Die Deutschen sind sehr nett. Sie sind freundlich und hilfsbereit. Ein wenig fühlt er sich wie zu Hause.
Wisst ihr, alles mögliche ging mir durch den Kopf, die Hetze gegen Flüchtlinge im Netz, Brandanschläge, Bachmanns Bezeichnungen für Flüchtlinge als „Gelumpe“ und ähnliches. In Zukunft wird mich das nicht mehr herunterziehen. Nie wieder!
Ich mache einfach. Basta!

Beim Buddeln im Sandkasten saß neben mir eine andere deutsche Frau und eine Frau aus Syrien mit Kopftuch. Die Frau war vor einigen Tagen erst gekommen. Wir schwatzen dennoch miteinander.
Vor uns, im Sandkasten, spielten ihre beiden Kinder. „Das eine ist mein Baby“, sagte sie und zeigte auf die ganz Kleine, „und das ist meine Tochter.“
Zu der anderen deutschen Frau sagte ich, dass ich gerne wissen möchte, ob die junge Frau aus Syrien unter dem Kopftuch auch solche Locken hat wie ihre Töchter.
„Das möchte ich auch wissen.“, sagte die Frau.
Ich fragte schließlich und unsicher fragte ich auch noch, ob ich das überhaupt fragen darf. Die junge Frau lachte. Oh ja, man darf das fragen. Und nein, sie hat keine Locken. Wir lachten schließlich alle drei über solche Haarprobleme.

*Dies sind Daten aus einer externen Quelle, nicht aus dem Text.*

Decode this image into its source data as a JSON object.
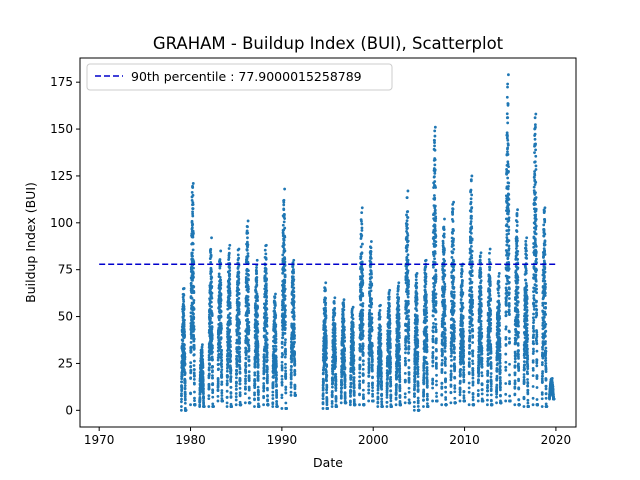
{
  "chart_data": {
    "type": "scatter",
    "title": "GRAHAM - Buildup Index (BUI), Scatterplot",
    "xlabel": "Date",
    "ylabel": "Buildup Index (BUI)",
    "xlim": [
      1967.9,
      2022.2
    ],
    "ylim": [
      -8.9,
      187.9
    ],
    "x_ticks": [
      1970,
      1980,
      1990,
      2000,
      2010,
      2020
    ],
    "y_ticks": [
      0,
      25,
      50,
      75,
      100,
      125,
      150,
      175
    ],
    "reference_line": {
      "label": "90th percentile : 77.9000015258789",
      "value": 77.9000015258789,
      "x_range": [
        1970,
        2020
      ],
      "color": "#0000cc",
      "style": "dashed"
    },
    "legend_position": "upper left",
    "point_color": "#1f77b4",
    "series": [
      {
        "seasons": [
          {
            "year": 1979,
            "peak": 65,
            "min": 0
          },
          {
            "year": 1980,
            "peak": 121,
            "min": 3
          },
          {
            "year": 1981,
            "peak": 35,
            "min": 2
          },
          {
            "year": 1982,
            "peak": 92,
            "min": 2
          },
          {
            "year": 1983,
            "peak": 85,
            "min": 5
          },
          {
            "year": 1984,
            "peak": 88,
            "min": 2
          },
          {
            "year": 1985,
            "peak": 86,
            "min": 3
          },
          {
            "year": 1986,
            "peak": 101,
            "min": 4
          },
          {
            "year": 1987,
            "peak": 80,
            "min": 2
          },
          {
            "year": 1988,
            "peak": 88,
            "min": 3
          },
          {
            "year": 1989,
            "peak": 62,
            "min": 2
          },
          {
            "year": 1990,
            "peak": 118,
            "min": 1
          },
          {
            "year": 1991,
            "peak": 80,
            "min": 8
          },
          {
            "year": 1994.5,
            "peak": 68,
            "min": 1
          },
          {
            "year": 1995.5,
            "peak": 60,
            "min": 2
          },
          {
            "year": 1996.5,
            "peak": 59,
            "min": 4
          },
          {
            "year": 1997.5,
            "peak": 55,
            "min": 3
          },
          {
            "year": 1998.5,
            "peak": 108,
            "min": 3
          },
          {
            "year": 1999.5,
            "peak": 90,
            "min": 5
          },
          {
            "year": 2000.5,
            "peak": 56,
            "min": 2
          },
          {
            "year": 2001.5,
            "peak": 64,
            "min": 2
          },
          {
            "year": 2002.5,
            "peak": 68,
            "min": 3
          },
          {
            "year": 2003.5,
            "peak": 117,
            "min": 4
          },
          {
            "year": 2004.5,
            "peak": 73,
            "min": 0
          },
          {
            "year": 2005.5,
            "peak": 80,
            "min": 2
          },
          {
            "year": 2006.5,
            "peak": 151,
            "min": 5
          },
          {
            "year": 2007.5,
            "peak": 102,
            "min": 3
          },
          {
            "year": 2008.5,
            "peak": 111,
            "min": 4
          },
          {
            "year": 2009.5,
            "peak": 78,
            "min": 5
          },
          {
            "year": 2010.5,
            "peak": 125,
            "min": 3
          },
          {
            "year": 2011.5,
            "peak": 84,
            "min": 5
          },
          {
            "year": 2012.5,
            "peak": 86,
            "min": 3
          },
          {
            "year": 2013.5,
            "peak": 73,
            "min": 4
          },
          {
            "year": 2014.5,
            "peak": 179,
            "min": 5
          },
          {
            "year": 2015.5,
            "peak": 107,
            "min": 3
          },
          {
            "year": 2016.5,
            "peak": 92,
            "min": 2
          },
          {
            "year": 2017.5,
            "peak": 158,
            "min": 3
          },
          {
            "year": 2018.5,
            "peak": 108,
            "min": 2
          },
          {
            "year": 2019.3,
            "peak": 17,
            "min": 6
          }
        ]
      }
    ]
  }
}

Warum  ich das alles erzähle?

  • Weil ich möchte, dass nicht nur Hass-Gesappel durch das Netz geistert.
  • Weil es nicht nur schlechte Nachrichten gibt.
  • Weil es ein schöner Tag war, mit kostbaren Begegnungen. Wenn man die Flüchtlinge kennen gelernt hat, denkt und fühlt man anders.
  • Weil ich weiß, wie mein ganz persönlicher Beitrag aussehen wird in der ganzen Flüchtlingsproblematik. Ich kann nicht die ganze Welt retten, aber ich kann durchaus etwas tun.

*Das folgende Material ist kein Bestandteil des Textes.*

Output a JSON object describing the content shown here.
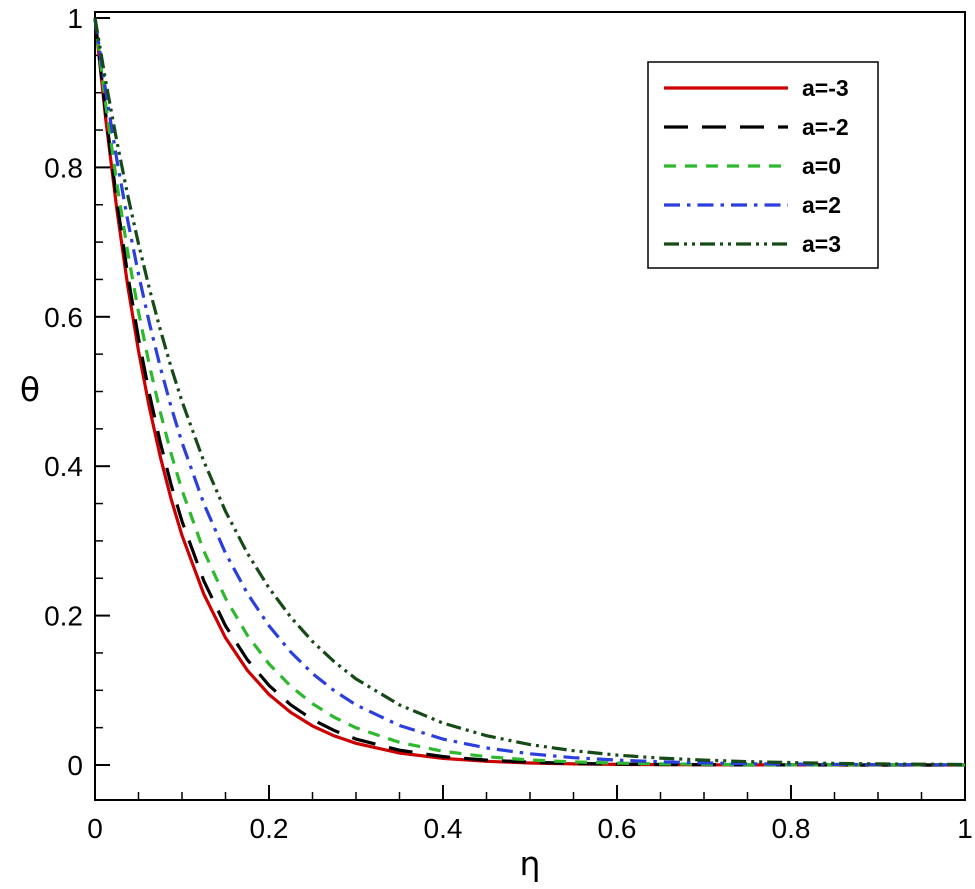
{
  "figure": {
    "background": "#ffffff",
    "frame_color": "#000000"
  },
  "chart_data": {
    "type": "line",
    "title": "",
    "xlabel": "η",
    "ylabel": "θ",
    "xlim": [
      0,
      1
    ],
    "ylim": [
      0,
      1
    ],
    "grid": false,
    "minor_tick_step": 0.05,
    "x_ticks": {
      "values": [
        0,
        0.2,
        0.4,
        0.6,
        0.8,
        1
      ],
      "labels": [
        "0",
        "0.2",
        "0.4",
        "0.6",
        "0.8",
        "1"
      ]
    },
    "y_ticks": {
      "values": [
        0,
        0.2,
        0.4,
        0.6,
        0.8,
        1
      ],
      "labels": [
        "0",
        "0.2",
        "0.4",
        "0.6",
        "0.8",
        "1"
      ]
    },
    "legend": {
      "position": "upper-right",
      "border": true
    },
    "x": [
      0,
      0.0125,
      0.025,
      0.0375,
      0.05,
      0.0625,
      0.075,
      0.0875,
      0.1,
      0.125,
      0.15,
      0.175,
      0.2,
      0.225,
      0.25,
      0.275,
      0.3,
      0.35,
      0.4,
      0.45,
      0.5,
      0.55,
      0.6,
      0.65,
      0.7,
      0.75,
      0.8,
      0.85,
      0.9,
      0.95,
      1
    ],
    "series": [
      {
        "name": "a=-3",
        "color": "#cc0000",
        "dash": "solid",
        "values": [
          1,
          0.8629,
          0.7445,
          0.6424,
          0.5543,
          0.4783,
          0.4127,
          0.3561,
          0.3073,
          0.2288,
          0.1703,
          0.1268,
          0.0944,
          0.0703,
          0.0523,
          0.039,
          0.029,
          0.0161,
          0.0089,
          0.0049,
          0.0027,
          0.0015,
          0.0008,
          0.0005,
          0.0003,
          0.0001,
          0.0001,
          0,
          0,
          0,
          0
        ]
      },
      {
        "name": "a=-2",
        "color": "#000000",
        "dash": "long-dash",
        "values": [
          1,
          0.8694,
          0.7558,
          0.657,
          0.5712,
          0.4966,
          0.4317,
          0.3753,
          0.3263,
          0.2466,
          0.1864,
          0.1409,
          0.1065,
          0.0805,
          0.0608,
          0.046,
          0.0347,
          0.0198,
          0.0113,
          0.0065,
          0.0037,
          0.0021,
          0.0012,
          0.0007,
          0.0004,
          0.0002,
          0.0001,
          0.0001,
          0,
          0,
          0
        ]
      },
      {
        "name": "a=0",
        "color": "#2db82d",
        "dash": "dash",
        "values": [
          1,
          0.8825,
          0.7788,
          0.6873,
          0.6065,
          0.5353,
          0.4724,
          0.4169,
          0.3679,
          0.2865,
          0.2231,
          0.1738,
          0.1353,
          0.1054,
          0.0821,
          0.0639,
          0.0498,
          0.0302,
          0.0183,
          0.0111,
          0.0067,
          0.0041,
          0.0025,
          0.0015,
          0.0009,
          0.0006,
          0.0003,
          0.0002,
          0.0001,
          0.0001,
          0
        ]
      },
      {
        "name": "a=2",
        "color": "#2a3fdd",
        "dash": "dash-dot",
        "values": [
          1,
          0.9003,
          0.8106,
          0.7298,
          0.657,
          0.5916,
          0.5326,
          0.4795,
          0.4317,
          0.3499,
          0.2837,
          0.2299,
          0.1864,
          0.1511,
          0.1225,
          0.0993,
          0.0805,
          0.0529,
          0.0347,
          0.0228,
          0.015,
          0.0098,
          0.0065,
          0.0043,
          0.0028,
          0.0018,
          0.0012,
          0.0008,
          0.0005,
          0.0003,
          0.0002
        ]
      },
      {
        "name": "a=3",
        "color": "#164a16",
        "dash": "dash-dot-dot",
        "values": [
          1,
          0.9139,
          0.8353,
          0.7634,
          0.6977,
          0.6376,
          0.5827,
          0.5326,
          0.4868,
          0.4066,
          0.3396,
          0.2837,
          0.2369,
          0.1979,
          0.1653,
          0.1381,
          0.1153,
          0.0805,
          0.0561,
          0.0392,
          0.0273,
          0.0191,
          0.0133,
          0.0093,
          0.0065,
          0.0045,
          0.0032,
          0.0022,
          0.0015,
          0.0011,
          0.0007
        ]
      }
    ]
  }
}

Neben mir unterhalten sich die junge Frau aus Syrien und eine Frau aus Mazedonien, wie man sich die Augenbrauen zupft. Dieses stinknormale weibliche Problemchen tut gut. Wir lachen viel und die Männer schütteln die Köpfe. 🙂

Die Männer beschließen, in der nächsten Woche alle gespendeten Fahrräder zu reparieren.
„Ich bringe mein Werkzeug mit.“, sagt ein Deutscher.
Ein Trainer vom FC Leipzig-Lindenau holt die Jungs zum Fußballspiel ab.
„Ich spiele schon in der F-Jugend“, ruft der Junge mit der Maus und flitzt vom Hof.

Mein sächsischer Kartoffelkuchen ist aufgegessen, ich habe das Rezept weiter gegeben und ich werde wiederkommen.